Climate data for Socorro, Surigao del Norte
| Month | Jan | Feb | Mar | Apr | May | Jun | Jul | Aug | Sep | Oct | Nov | Dec | Year |
| Mean daily maximum °C (°F) | 27 (81) | 27 (81) | 28 (82) | 29 (84) | 30 (86) | 29 (84) | 29 (84) | 29 (84) | 30 (86) | 29 (84) | 29 (84) | 28 (82) | 29 (84) |
| Mean daily minimum °C (°F) | 23 (73) | 23 (73) | 23 (73) | 23 (73) | 25 (77) | 25 (77) | 25 (77) | 25 (77) | 25 (77) | 25 (77) | 24 (75) | 24 (75) | 24 (75) |
| Average precipitation mm (inches) | 210 (8.3) | 161 (6.3) | 123 (4.8) | 85 (3.3) | 148 (5.8) | 186 (7.3) | 164 (6.5) | 157 (6.2) | 141 (5.6) | 190 (7.5) | 223 (8.8) | 200 (7.9) | 1,988 (78.3) |
| Average rainy days | 21.0 | 16.8 | 18.5 | 18.2 | 24.9 | 27.7 | 28.4 | 27.0 | 26.1 | 27.6 | 24.6 | 22.0 | 282.8 |
Source: Meteoblue

==Demographics==
Socorro is noted for having 75 people's organization in 2023.

== Economy ==

Socorro is a tourist destination and agricultural town, featuring the Sohoton Lagoons, Rock Islands, and the Atoyay Farmstead. The area also includes white sand beaches, limestone forests with high biodiversity, and communal agricultural areas like the Atoyay Farmstead. Notable wildlife species in the limestone forests include the tarsier, hornbill, and civet cat. Other attractions include several accessible lakes, Magkahuyog Falls, and extensive mangrove areas.

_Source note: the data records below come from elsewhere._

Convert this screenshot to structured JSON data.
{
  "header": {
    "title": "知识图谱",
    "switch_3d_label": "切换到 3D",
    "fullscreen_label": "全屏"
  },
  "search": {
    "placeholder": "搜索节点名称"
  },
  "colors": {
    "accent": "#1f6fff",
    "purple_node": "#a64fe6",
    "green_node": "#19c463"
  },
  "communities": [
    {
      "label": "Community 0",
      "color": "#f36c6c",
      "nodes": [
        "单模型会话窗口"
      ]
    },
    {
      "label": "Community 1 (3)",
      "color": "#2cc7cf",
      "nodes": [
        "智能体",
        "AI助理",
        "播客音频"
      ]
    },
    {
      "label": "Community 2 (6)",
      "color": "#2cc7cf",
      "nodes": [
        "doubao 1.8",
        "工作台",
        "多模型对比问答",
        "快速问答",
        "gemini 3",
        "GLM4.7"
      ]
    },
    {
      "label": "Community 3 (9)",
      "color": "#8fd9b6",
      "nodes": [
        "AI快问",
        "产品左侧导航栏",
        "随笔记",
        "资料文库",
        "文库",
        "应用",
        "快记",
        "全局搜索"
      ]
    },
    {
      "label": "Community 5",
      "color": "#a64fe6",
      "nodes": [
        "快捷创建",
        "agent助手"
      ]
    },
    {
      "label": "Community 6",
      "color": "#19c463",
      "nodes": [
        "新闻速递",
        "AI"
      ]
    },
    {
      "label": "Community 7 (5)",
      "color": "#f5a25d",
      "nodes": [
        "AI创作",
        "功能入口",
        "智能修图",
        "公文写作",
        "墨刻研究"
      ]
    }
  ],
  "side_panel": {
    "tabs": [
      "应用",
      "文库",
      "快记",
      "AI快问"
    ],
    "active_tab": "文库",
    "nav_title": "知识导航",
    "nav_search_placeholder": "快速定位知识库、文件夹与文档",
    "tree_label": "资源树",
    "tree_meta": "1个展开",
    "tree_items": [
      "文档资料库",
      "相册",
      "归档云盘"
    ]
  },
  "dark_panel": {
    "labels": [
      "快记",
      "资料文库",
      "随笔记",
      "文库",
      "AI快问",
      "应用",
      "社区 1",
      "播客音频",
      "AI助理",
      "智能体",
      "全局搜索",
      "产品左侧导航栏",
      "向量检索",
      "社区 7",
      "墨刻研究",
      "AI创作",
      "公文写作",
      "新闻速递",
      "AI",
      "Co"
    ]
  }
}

Historical sites, such as the Colorum Uprising landmark, commemorating a 1924 revolt by a religious sect against government forces, while the Socorro Swimming Pool, originating from local springs, is a popular recreational site.

Socorro also has abundant yet undeveloped mineral resources, such as ore covering 50 ha, nickel 60 ha, and iron and gold covering 70 ha.